Smaller details: the indices into the atom table is hard coded into the loaded code and the index values depend on load order. This can be resolved by grouping together all converted ELF files with an additional one for the atom table (also including a lookup table for the BEAM files) and group it with the converted BEAM files into a library.
I stopped the project for two reasons: 1. no one was interested enough back then to pay for its completion and 2. the JIT came out.
The JIT doesn’t obviate the approach it would actually improve even more since we can stick the JITed code into the ELF files. But our own use case was on the GRiSP platform and for that we would need ARM32 JIT first.

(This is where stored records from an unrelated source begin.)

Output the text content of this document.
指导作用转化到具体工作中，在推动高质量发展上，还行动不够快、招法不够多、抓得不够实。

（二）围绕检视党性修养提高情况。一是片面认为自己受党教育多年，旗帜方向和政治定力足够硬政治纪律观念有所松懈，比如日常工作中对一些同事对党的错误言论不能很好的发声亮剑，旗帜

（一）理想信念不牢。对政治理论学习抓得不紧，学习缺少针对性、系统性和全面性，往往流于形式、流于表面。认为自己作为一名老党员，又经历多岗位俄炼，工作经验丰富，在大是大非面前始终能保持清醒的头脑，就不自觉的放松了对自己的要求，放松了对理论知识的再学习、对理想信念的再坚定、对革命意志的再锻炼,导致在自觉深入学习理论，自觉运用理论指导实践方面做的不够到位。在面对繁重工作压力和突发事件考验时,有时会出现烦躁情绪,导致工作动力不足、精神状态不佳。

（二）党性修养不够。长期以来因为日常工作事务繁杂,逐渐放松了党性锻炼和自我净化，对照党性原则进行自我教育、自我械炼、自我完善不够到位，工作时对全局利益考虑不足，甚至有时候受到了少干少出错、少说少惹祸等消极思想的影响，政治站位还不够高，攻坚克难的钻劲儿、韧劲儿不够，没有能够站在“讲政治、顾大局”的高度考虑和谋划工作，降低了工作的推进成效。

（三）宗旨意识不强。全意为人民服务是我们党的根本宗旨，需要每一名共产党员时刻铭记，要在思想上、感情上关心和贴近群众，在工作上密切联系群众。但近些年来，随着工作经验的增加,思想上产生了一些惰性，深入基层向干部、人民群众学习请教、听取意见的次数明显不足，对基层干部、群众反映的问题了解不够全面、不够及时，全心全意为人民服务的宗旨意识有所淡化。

So ARM32 JIT became a prerequisite for us implementing that without third party payment.
We will be probably working on ARM32 JIT when we can secure funding for it (possibly EEF + Kickstarter, reasons for that is beyond the scope here).
As soon as I have ARM32 JIT we have incentive to make the static linking work.
OR someone is interested enough in having that today to fund its development (or push EEF to do so, there needs to be sufficient community interesting it) for i386 and ARM64 JIT
The gain would be much reduced startup time + having executables that include Erlang runtime + a Release which can be just run somewhere.
For some details and a early stage see the talk attached here.
This is definitely an option worth exploring but I believe it is not a suitable technique during development/testing right? The goal of my improvements is for when you have to run in interactive mode, for one reason or another.
I believe you can force some applications to boot earlier in a release. But that behaviour is opt-in already, so I think you have a point that order is not guaranteed unless the user explicitly says otherwise. Not sure though as reltool is not my strong suit.
It is already concurrent at startup, but for a different reason. But the boot (release) script is executed synchronously, blocking any concurrency. Hence the hack with removing sequential steps from the boot script. If there are applications relying on the boot order, they’d need to be updated with correct dependencies list - as you mentioned, it’s now possible.
I have just learned that fetching the modules for loading happens in parallel but loading the .beam into the VM does not.
Some time ago I asked @garazdawi whether JIT can leverage multiple CPU cores, and I vaguely recall that code:atomic_load/1 does something in that vain. That’s something I haven’t verified yet.
Concurrent application startup may also include code load for these applications. That is, instead of explicit primLoad instructions, it could be done as a part of application_controller code.